Strona 1 z 2

ARCADIUM – Breathe Awhile (1969)

: 19-03-2012, 10:01
autor: Maria Konopnicka
Obrazek

ARCADIUM – Breathe Awhile

Z tego co mi wiadomo ARCADIUM wydał tylko jedną płytę, co sprawia, że można zapłakać aż z dwóch powodów. Ze szczęścia, że oto możemy posłuchać płyty wybitnej, doskonałej, fenomenalnej – i z rozpaczy, że to absolutne progresywno-psychodeliczne arcydzieło zamyka dyskografię tej kapeli. Płyta pełna emocji, kontrastów i wysublimowanego piękna – łącząca wspaniałe melodie z naturalnym, surowym brzmieniem, psychodeliczne loty, z mocnym, wręcz heavy metalowymi gitarami. Do tego rozdzierające serce i wyciskające sok z duszy hammondy, które odgrywają tu rolę nie mniejszą niż gitary.
Zaczyna się długą rozbudowaną i zróżnicowaną kompozycją „I’m On My Way” wiodącą od progresywnych klimatów, piaskowych burz i wyciszeń, aż po do ostre i zdecydowane riffy, zagrane na końcu z ogromną werwą, pasją i przekonaniem.
„Poor Lady” to już absolut – wokalnie po prostu rewelacja, coś smutnego i wstrząsającego jest w tym melodyjnym i pozornie pogodnym utworze.
Psychodeliczny „Walk On The Bad Side” ze wspaniałym hammondami , brudnymi gitarami i przecudownym wokalem wyrywa serce z piersi.
Czwarta perełka to „Woman Of The Thousand Years”, w której rządzą wspaniałe hammondy, pełne pasji wokale i lekko narkotyczny refren z powtarzaną tytułową frazą.
„Change Me” rozpoczyna się wysmakowaną, cudowną gitarą – wokale znów absolutne mistrzostwo świata – jest smutek i nostalgia, ale jednocześnie budujące poczucie siły i nadziei. Jakaś taka desperacja i depresyjna namiętność, którą dwadzieścia lat później próbowały wskrzesić kapele z Seattle.
Galopujący, szybki „It takes a woman” poraża swoją intensywnością i niemal heavy metalową energią. Płytę kończy ponad 10-minutowy, absolutnie powalający „Birth, Life And Death”. Siła, charakter, dostojeństwo i elegancja tego utworu są niewiarygodna. Surowe, wymowne partie gitar rozkładają na łopatki, gnające hammondy nadają szaleńczy pęd, po 4 minutach mamy lekkie wyciszenie i sekcję rytmiczną niczym puls snajpera na chwilę przed oddaniem strzału, który ma już na zawsze zmienić bieg historii. Wokale pojawiają się dopiero pod koniec 5. minuty, uspakajając i przemieniając szalony podniebny lot w leniwe dryfowanie w chmurach, transową kąpiel z obłokach, gęstych i miękkich, zimnych jeszcze, nietkniętych promieniami słońca, którego szkarłatna kula dopiero nieśmiało wychyla się zza horyzontu.
Na CD mamy jeszcze utwory bonusowe, pochodzące z singla „Sing My Song/Alone” – wydanego w październiku 1969 roku. „Sing My Song” i „Ride Alone” to przepiękne ballady, w lekko psychodelicznym klimacie, z wokalami przy których nie żal umierać.

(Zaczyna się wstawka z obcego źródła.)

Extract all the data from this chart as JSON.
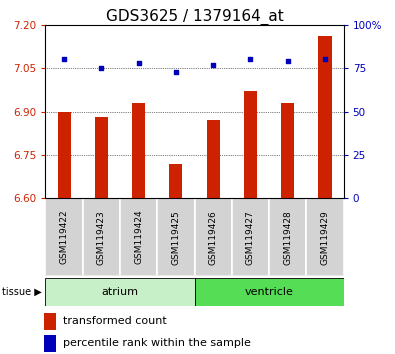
{
  "title": "GDS3625 / 1379164_at",
  "samples": [
    "GSM119422",
    "GSM119423",
    "GSM119424",
    "GSM119425",
    "GSM119426",
    "GSM119427",
    "GSM119428",
    "GSM119429"
  ],
  "transformed_count": [
    6.9,
    6.88,
    6.93,
    6.72,
    6.87,
    6.97,
    6.93,
    7.16
  ],
  "percentile_rank": [
    80,
    75,
    78,
    73,
    77,
    80,
    79,
    80
  ],
  "groups": [
    {
      "label": "atrium",
      "start": 0,
      "end": 4,
      "color": "#c8f0c8"
    },
    {
      "label": "ventricle",
      "start": 4,
      "end": 8,
      "color": "#55dd55"
    }
  ],
  "ylim_left": [
    6.6,
    7.2
  ],
  "ylim_right": [
    0,
    100
  ],
  "yticks_left": [
    6.6,
    6.75,
    6.9,
    7.05,
    7.2
  ],
  "yticks_right": [
    0,
    25,
    50,
    75,
    100
  ],
  "bar_color": "#cc2200",
  "dot_color": "#0000bb",
  "bar_width": 0.35,
  "legend_red": "transformed count",
  "legend_blue": "percentile rank within the sample",
  "tissue_label": "tissue",
  "title_fontsize": 11,
  "tick_fontsize": 7.5,
  "sample_fontsize": 6.5,
  "tissue_fontsize": 8,
  "legend_fontsize": 8
}
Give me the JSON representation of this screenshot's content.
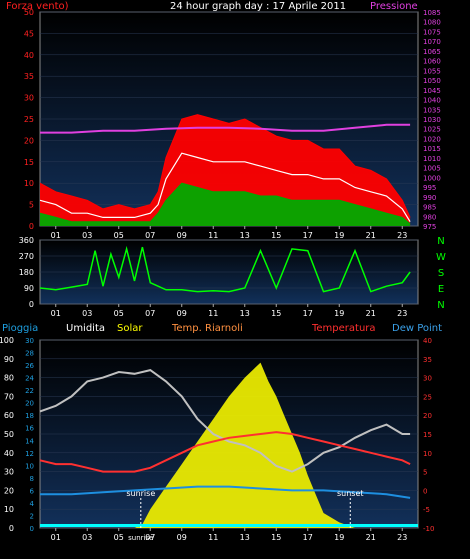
{
  "chart_data": [
    {
      "type": "line",
      "title": "24 hour graph day : 17 Aprile 2011",
      "left_label": "Forza vento)",
      "right_label": "Pressione",
      "hours": [
        "01",
        "03",
        "05",
        "07",
        "09",
        "11",
        "13",
        "15",
        "17",
        "19",
        "21",
        "23"
      ],
      "ylim_left": [
        0,
        50
      ],
      "yticks_left": [
        0,
        5,
        10,
        15,
        20,
        25,
        30,
        35,
        40,
        45,
        50
      ],
      "ylim_right": [
        975,
        1085
      ],
      "yticks_right": [
        975,
        980,
        985,
        990,
        995,
        1000,
        1005,
        1010,
        1015,
        1020,
        1025,
        1030,
        1035,
        1040,
        1045,
        1050,
        1055,
        1060,
        1065,
        1070,
        1075,
        1080,
        1085
      ],
      "series": [
        {
          "name": "Forza vento)",
          "color": "#ff0000",
          "x": [
            0,
            1,
            2,
            3,
            4,
            5,
            6,
            7,
            7.5,
            8,
            9,
            10,
            11,
            12,
            13,
            14,
            15,
            16,
            17,
            18,
            19,
            20,
            21,
            22,
            23,
            23.5
          ],
          "values": [
            10,
            8,
            7,
            6,
            4,
            5,
            4,
            5,
            8,
            16,
            25,
            26,
            25,
            24,
            25,
            23,
            21,
            20,
            20,
            18,
            18,
            14,
            13,
            11,
            6,
            2
          ]
        },
        {
          "name": "",
          "color": "#ffffff",
          "x": [
            0,
            1,
            2,
            3,
            4,
            5,
            6,
            7,
            7.5,
            8,
            9,
            10,
            11,
            12,
            13,
            14,
            15,
            16,
            17,
            18,
            19,
            20,
            21,
            22,
            23,
            23.5
          ],
          "values": [
            6,
            5,
            3,
            3,
            2,
            2,
            2,
            3,
            5,
            11,
            17,
            16,
            15,
            15,
            15,
            14,
            13,
            12,
            12,
            11,
            11,
            9,
            8,
            7,
            4,
            1
          ]
        },
        {
          "name": "",
          "color": "#00aa00",
          "x": [
            0,
            1,
            2,
            3,
            4,
            5,
            6,
            7,
            7.5,
            8,
            9,
            10,
            11,
            12,
            13,
            14,
            15,
            16,
            17,
            18,
            19,
            20,
            21,
            22,
            23,
            23.5
          ],
          "values": [
            3,
            2,
            1,
            1,
            1,
            1,
            1,
            1,
            3,
            6,
            10,
            9,
            8,
            8,
            8,
            7,
            7,
            6,
            6,
            6,
            6,
            5,
            4,
            3,
            2,
            0.5
          ]
        },
        {
          "name": "Pressione",
          "color": "#e040e0",
          "x": [
            0,
            2,
            4,
            6,
            8,
            10,
            12,
            14,
            16,
            18,
            20,
            22,
            23.5
          ],
          "values": [
            1023,
            1023,
            1024,
            1024,
            1025,
            1025.5,
            1025.5,
            1025,
            1024,
            1024,
            1025.5,
            1027,
            1027
          ]
        }
      ]
    },
    {
      "type": "line",
      "hours": [
        "01",
        "03",
        "05",
        "07",
        "09",
        "11",
        "13",
        "15",
        "17",
        "19",
        "21",
        "23"
      ],
      "ylim": [
        0,
        360
      ],
      "yticks": [
        0,
        90,
        180,
        270,
        360
      ],
      "compass": [
        "N",
        "W",
        "S",
        "E",
        "N"
      ],
      "series": [
        {
          "name": "",
          "color": "#00ff00",
          "x": [
            0,
            1,
            2,
            3,
            3.5,
            4,
            4.5,
            5,
            5.5,
            6,
            6.5,
            7,
            7.5,
            8,
            9,
            10,
            11,
            12,
            13,
            14,
            15,
            16,
            17,
            18,
            19,
            20,
            21,
            22,
            23,
            23.5
          ],
          "values": [
            90,
            80,
            95,
            110,
            300,
            100,
            280,
            150,
            310,
            130,
            320,
            120,
            100,
            80,
            80,
            70,
            75,
            70,
            90,
            300,
            90,
            310,
            300,
            70,
            90,
            300,
            70,
            100,
            120,
            180
          ]
        }
      ]
    },
    {
      "type": "line",
      "legend": [
        "Pioggia",
        "Umidita",
        "Solar",
        "Temp. Riarnoli",
        "Temperatura",
        "Dew Point"
      ],
      "hours": [
        "01",
        "03",
        "05",
        "07",
        "09",
        "11",
        "13",
        "15",
        "17",
        "19",
        "21",
        "23"
      ],
      "sun_labels": [
        "sunrise",
        "sunrise",
        "sunset"
      ],
      "ylim_left": [
        0,
        100
      ],
      "yticks_left": [
        0,
        10,
        20,
        30,
        40,
        50,
        60,
        70,
        80,
        90,
        100
      ],
      "ylim_mid": [
        0,
        30
      ],
      "yticks_mid": [
        0,
        2,
        4,
        6,
        8,
        10,
        12,
        14,
        16,
        18,
        20,
        22,
        24,
        26,
        28,
        30
      ],
      "ylim_right": [
        -10,
        40
      ],
      "yticks_right": [
        -10,
        -5,
        0,
        5,
        10,
        15,
        20,
        25,
        30,
        35,
        40
      ],
      "series": [
        {
          "name": "Solar",
          "color": "#ffff00",
          "x": [
            0,
            6,
            6.5,
            7,
            8,
            9,
            10,
            11,
            12,
            13,
            14,
            14.5,
            15,
            15.5,
            16,
            16.5,
            17,
            17.5,
            18,
            19,
            20,
            21,
            23.5
          ],
          "values": [
            0,
            0,
            2,
            10,
            22,
            34,
            46,
            58,
            70,
            80,
            88,
            78,
            70,
            60,
            50,
            40,
            28,
            18,
            8,
            3,
            0,
            0,
            0
          ]
        },
        {
          "name": "Umidita",
          "color": "#c0c0c0",
          "x": [
            0,
            1,
            2,
            3,
            4,
            5,
            6,
            7,
            8,
            9,
            10,
            11,
            12,
            13,
            14,
            15,
            16,
            17,
            18,
            19,
            20,
            21,
            22,
            23,
            23.5
          ],
          "values": [
            62,
            65,
            70,
            78,
            80,
            83,
            82,
            84,
            78,
            70,
            58,
            50,
            46,
            44,
            40,
            33,
            30,
            34,
            40,
            43,
            48,
            52,
            55,
            50,
            50
          ]
        },
        {
          "name": "Temperatura",
          "color": "#ff3030",
          "x": [
            0,
            1,
            2,
            3,
            4,
            5,
            6,
            7,
            8,
            9,
            10,
            11,
            12,
            13,
            14,
            15,
            16,
            17,
            18,
            19,
            20,
            21,
            22,
            23,
            23.5
          ],
          "values": [
            8,
            7,
            7,
            6,
            5,
            5,
            5,
            6,
            8,
            10,
            12,
            13,
            14,
            14.5,
            15,
            15.5,
            15,
            14,
            13,
            12,
            11,
            10,
            9,
            8,
            7
          ]
        },
        {
          "name": "Dew Point",
          "color": "#1e8fe0",
          "x": [
            0,
            2,
            4,
            6,
            8,
            10,
            12,
            14,
            16,
            18,
            20,
            22,
            23.5
          ],
          "values": [
            -1,
            -1,
            -0.5,
            0,
            0.5,
            1,
            1,
            0.5,
            0,
            0,
            -0.5,
            -1,
            -2
          ]
        }
      ]
    }
  ]
}
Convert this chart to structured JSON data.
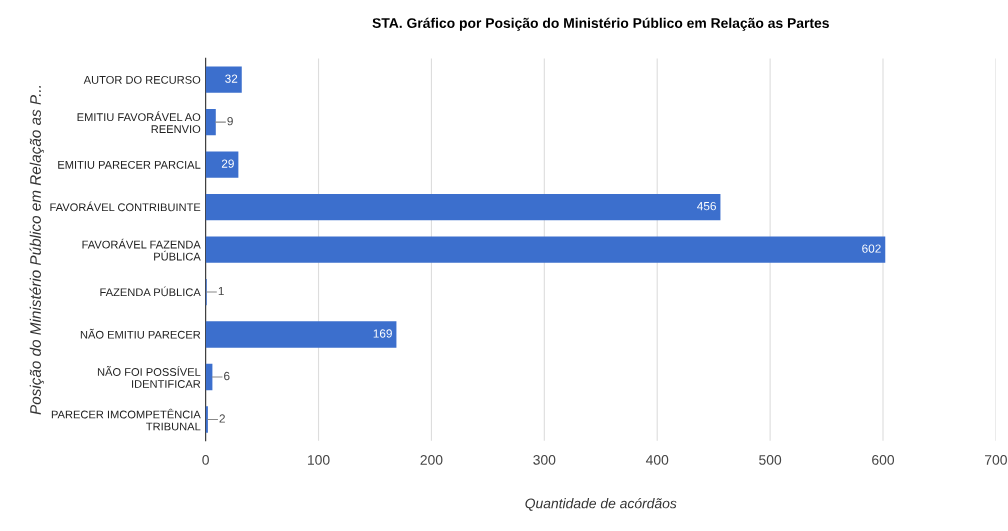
{
  "chart_data": {
    "type": "bar",
    "orientation": "horizontal",
    "title": "STA. Gráfico por Posição do Ministério Público em Relação as Partes",
    "xlabel": "Quantidade de acórdãos",
    "ylabel": "Posição do Ministério Público em Relação as P...",
    "categories": [
      "AUTOR DO RECURSO",
      "EMITIU FAVORÁVEL AO REENVIO",
      "EMITIU PARECER PARCIAL",
      "FAVORÁVEL CONTRIBUINTE",
      "FAVORÁVEL FAZENDA PÚBLICA",
      "FAZENDA PÚBLICA",
      "NÃO EMITIU PARECER",
      "NÃO FOI POSSÍVEL IDENTIFICAR",
      "PARECER IMCOMPETÊNCIA TRIBUNAL"
    ],
    "values": [
      32,
      9,
      29,
      456,
      602,
      1,
      169,
      6,
      2
    ],
    "color": "#3c6fcd",
    "xlim": [
      0,
      700
    ],
    "xticks": [
      0,
      100,
      200,
      300,
      400,
      500,
      600,
      700
    ],
    "grid": "x",
    "data_labels": true
  }
}
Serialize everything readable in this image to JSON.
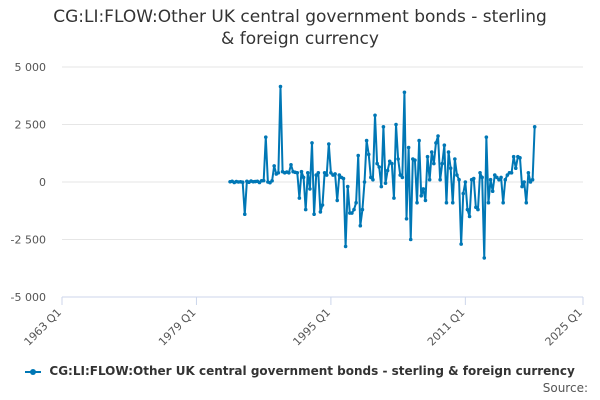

Re: ARCADIUM – Breathe Awhile (1969)

: 19-03-2012, 16:04
autor: nicram
No Panie Mariahipsterze, wygląda na to, że nikt tej płyty nie zna. Zapodaj jakieś linki, żeby człowiek poczciwy mógł się chociaż pobieżnie zapoznać z materiałem!

Re: ARCADIUM – Breathe Awhile (1969)

: 19-03-2012, 16:35
autor: Maria Konopnicka
A proszę, na początek ten urokliwy kawałek:


czy to cudeńko:


zresztą cała płyta warta jest posłuchania - spokojnie można ją znaleźć na youtubie - tytuły kawałków macie wyżej. Gorąco polecam!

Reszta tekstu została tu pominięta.